Auffettung des Staatsbudgets

Und was tut man in so einem Fall im Jahr 2018? Klar, einen eigenen Coin ausgeben. Man erhofft sich durch den Petro einen wirtschaftlichen Befreiungsschlag. Anders gesagt: Der ICO soll Devisen ins Land bringen. 100 Millionen Petro-Coins sollen in mehreren Schüben ausgegeben werden. Damit käme man beim derzeitigen Preis von 60 US-Dollar, der aber noch schwanken kann, auf sechs Milliarden US-Dollar Gegenwert. Nach Marktkapitalisierung käme der Petro damit derzeit knapp in die Top Ten der weltweiten Kryptowährungen. Und Venezuela würde eine relevante Auffettung seines Staatsbudgets erleben.

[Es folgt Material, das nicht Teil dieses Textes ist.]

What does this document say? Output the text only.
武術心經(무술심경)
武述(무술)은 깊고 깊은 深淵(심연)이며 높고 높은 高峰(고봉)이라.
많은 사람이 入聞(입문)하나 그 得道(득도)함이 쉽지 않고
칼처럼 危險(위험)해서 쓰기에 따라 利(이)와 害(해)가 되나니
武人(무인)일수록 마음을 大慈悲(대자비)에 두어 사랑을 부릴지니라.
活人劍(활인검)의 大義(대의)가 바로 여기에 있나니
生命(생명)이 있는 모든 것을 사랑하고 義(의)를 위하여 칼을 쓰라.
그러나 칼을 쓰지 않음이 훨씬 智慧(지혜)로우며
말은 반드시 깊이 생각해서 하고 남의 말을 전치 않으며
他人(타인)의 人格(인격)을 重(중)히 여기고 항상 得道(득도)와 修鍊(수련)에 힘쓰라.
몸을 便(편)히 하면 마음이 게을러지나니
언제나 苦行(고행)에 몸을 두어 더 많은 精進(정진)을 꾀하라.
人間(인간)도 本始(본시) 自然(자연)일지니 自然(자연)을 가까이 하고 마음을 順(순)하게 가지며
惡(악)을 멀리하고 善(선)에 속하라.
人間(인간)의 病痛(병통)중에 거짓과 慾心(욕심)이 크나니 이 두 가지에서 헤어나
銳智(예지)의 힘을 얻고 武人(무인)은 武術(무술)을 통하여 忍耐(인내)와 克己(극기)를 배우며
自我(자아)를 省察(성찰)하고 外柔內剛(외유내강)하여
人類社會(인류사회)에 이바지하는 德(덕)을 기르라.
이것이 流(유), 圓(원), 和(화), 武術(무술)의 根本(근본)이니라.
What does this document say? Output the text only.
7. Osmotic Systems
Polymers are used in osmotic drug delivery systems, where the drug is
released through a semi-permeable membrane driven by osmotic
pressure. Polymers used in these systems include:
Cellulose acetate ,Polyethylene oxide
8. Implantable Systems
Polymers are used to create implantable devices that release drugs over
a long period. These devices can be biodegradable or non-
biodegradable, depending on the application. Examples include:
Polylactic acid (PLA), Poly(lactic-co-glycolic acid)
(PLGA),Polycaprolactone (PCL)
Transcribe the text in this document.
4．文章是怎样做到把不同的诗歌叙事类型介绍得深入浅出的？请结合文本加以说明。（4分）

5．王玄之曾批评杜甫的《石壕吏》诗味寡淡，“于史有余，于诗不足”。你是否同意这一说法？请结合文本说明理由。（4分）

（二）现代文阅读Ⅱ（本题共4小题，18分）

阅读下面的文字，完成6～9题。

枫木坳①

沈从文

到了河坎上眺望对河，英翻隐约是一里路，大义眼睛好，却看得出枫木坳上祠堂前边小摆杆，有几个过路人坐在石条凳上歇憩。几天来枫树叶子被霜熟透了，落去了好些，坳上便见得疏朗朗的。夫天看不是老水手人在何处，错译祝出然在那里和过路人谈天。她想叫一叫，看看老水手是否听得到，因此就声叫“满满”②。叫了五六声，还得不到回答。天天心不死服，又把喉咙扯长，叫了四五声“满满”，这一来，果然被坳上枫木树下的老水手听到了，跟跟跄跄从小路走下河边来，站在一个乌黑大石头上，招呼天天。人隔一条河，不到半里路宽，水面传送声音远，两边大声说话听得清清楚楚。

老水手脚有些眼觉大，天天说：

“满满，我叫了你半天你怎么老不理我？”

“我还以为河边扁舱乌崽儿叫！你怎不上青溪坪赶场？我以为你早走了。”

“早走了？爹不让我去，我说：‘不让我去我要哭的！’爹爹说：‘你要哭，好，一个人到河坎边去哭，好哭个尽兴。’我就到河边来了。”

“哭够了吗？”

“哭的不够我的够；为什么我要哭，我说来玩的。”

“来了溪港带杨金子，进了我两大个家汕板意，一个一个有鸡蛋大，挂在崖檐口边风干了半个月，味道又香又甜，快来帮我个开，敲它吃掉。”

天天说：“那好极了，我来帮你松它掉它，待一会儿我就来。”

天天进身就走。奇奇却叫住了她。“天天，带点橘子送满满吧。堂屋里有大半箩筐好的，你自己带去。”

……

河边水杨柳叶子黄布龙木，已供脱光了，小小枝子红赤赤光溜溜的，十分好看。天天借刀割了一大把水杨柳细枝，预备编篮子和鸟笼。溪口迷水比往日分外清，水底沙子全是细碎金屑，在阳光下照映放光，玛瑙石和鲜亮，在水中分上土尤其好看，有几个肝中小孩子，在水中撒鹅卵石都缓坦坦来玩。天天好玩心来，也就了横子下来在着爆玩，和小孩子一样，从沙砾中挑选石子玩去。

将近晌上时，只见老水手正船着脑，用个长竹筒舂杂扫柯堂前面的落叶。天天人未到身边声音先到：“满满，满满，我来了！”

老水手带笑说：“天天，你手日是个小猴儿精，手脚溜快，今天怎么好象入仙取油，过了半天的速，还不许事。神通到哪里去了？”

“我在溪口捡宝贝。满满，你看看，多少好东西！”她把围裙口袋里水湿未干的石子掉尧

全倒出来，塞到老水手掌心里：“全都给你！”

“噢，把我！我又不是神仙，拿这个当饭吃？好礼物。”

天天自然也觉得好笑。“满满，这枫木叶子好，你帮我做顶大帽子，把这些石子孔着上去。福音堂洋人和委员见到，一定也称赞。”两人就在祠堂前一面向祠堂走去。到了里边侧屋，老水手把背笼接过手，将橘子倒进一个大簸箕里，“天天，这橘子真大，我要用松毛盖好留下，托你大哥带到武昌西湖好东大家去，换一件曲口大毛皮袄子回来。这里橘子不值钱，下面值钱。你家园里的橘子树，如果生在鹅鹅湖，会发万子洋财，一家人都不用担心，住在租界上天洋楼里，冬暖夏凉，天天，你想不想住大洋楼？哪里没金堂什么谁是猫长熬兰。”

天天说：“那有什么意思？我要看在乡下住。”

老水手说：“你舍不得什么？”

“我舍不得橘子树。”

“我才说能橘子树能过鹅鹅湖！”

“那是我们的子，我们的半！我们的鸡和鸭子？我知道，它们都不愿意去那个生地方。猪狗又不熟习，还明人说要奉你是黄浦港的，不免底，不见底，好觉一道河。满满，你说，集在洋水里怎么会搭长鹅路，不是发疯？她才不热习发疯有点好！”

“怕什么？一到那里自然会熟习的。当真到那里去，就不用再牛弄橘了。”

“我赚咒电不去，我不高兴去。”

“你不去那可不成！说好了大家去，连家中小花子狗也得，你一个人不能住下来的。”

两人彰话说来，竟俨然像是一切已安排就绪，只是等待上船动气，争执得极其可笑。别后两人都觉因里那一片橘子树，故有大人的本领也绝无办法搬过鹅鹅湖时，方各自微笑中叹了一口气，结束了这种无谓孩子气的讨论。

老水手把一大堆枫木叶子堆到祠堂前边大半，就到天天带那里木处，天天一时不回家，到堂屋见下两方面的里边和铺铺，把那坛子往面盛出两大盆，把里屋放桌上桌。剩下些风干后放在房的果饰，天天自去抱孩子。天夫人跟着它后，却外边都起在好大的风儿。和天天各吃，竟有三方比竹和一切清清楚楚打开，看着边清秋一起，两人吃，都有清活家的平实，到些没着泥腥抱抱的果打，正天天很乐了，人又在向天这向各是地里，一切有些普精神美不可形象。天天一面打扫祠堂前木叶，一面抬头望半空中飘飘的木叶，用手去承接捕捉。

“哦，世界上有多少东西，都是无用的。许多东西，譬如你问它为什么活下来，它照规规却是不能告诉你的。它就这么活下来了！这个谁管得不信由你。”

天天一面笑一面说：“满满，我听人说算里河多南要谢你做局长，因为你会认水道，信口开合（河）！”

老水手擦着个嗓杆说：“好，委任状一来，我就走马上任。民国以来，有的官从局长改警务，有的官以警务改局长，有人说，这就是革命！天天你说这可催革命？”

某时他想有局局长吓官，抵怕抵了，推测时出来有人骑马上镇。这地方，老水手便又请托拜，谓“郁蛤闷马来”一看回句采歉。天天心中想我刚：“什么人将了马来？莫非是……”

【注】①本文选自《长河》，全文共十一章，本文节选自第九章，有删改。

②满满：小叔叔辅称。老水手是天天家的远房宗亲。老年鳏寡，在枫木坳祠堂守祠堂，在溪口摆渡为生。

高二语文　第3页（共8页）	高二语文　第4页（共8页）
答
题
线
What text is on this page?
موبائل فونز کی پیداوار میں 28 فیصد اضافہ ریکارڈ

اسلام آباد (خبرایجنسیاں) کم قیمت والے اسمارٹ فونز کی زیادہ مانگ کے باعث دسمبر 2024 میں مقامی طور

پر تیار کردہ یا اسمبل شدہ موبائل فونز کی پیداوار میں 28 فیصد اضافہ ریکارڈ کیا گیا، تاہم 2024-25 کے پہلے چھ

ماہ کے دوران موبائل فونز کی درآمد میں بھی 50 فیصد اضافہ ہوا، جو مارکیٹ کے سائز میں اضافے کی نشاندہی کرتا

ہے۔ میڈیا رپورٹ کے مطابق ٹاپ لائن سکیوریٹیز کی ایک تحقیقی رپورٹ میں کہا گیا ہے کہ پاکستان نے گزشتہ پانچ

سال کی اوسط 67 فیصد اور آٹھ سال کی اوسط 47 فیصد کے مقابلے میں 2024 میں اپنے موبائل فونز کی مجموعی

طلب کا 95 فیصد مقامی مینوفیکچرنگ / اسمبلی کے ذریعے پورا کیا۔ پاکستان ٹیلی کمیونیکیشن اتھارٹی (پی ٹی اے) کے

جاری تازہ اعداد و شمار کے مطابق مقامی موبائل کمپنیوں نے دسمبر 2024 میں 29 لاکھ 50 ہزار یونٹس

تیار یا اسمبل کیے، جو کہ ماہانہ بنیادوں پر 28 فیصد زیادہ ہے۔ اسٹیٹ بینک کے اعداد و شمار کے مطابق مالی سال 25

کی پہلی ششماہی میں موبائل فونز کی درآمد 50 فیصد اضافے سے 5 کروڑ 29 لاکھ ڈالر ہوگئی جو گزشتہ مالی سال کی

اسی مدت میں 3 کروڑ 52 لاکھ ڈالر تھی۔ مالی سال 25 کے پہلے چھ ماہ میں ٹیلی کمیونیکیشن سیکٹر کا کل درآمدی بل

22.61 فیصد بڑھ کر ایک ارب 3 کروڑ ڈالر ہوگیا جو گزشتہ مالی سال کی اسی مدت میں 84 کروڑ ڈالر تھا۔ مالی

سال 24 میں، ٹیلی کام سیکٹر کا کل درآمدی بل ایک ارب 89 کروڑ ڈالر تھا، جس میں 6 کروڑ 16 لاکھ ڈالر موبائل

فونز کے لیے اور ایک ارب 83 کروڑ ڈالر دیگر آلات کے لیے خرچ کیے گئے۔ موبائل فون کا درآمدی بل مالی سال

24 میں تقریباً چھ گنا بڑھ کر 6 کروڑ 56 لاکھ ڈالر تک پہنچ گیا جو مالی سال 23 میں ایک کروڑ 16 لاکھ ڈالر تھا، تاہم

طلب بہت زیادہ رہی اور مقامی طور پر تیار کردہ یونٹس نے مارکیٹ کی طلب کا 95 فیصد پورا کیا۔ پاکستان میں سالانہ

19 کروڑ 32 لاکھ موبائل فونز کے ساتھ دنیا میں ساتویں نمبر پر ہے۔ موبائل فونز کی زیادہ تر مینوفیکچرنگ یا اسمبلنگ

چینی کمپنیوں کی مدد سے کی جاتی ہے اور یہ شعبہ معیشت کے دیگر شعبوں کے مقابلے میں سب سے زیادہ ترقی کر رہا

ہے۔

Ein Barrel Rohöl pro Petro

Bloß: Was haben Anleger vom Petro? Die venezolanische Regierung gibt eine einfache Losung aus: Jeder Coin sei mit einem Barrel Rohöl aus einem Ölfeld in der Orinoco-Region gedeckt. Dadurch ergebe sich auch der Preis und seine mögliche Schwankung. Bedenkt man die teilweise Zahlungsunfähigkeit des staatlichen Ölkonzerns, kommen aber Zweifel an der Umsetzbarkeit dieser Deckung auf. Auch wird von einigen Experten bezweifelt, dass Venezuela überhaupt über die notwendigen verfügbaren Ölreserven verfügt (Insgesamt wird das Vorkommen auf 300 Milliarden Barrel geschätzt). Letztendlich verlässt man sich in Venezuela wohl eher darauf, dass der Coin auf den Trading-Börsen reüssiert.

Was ist der Zweck des Token?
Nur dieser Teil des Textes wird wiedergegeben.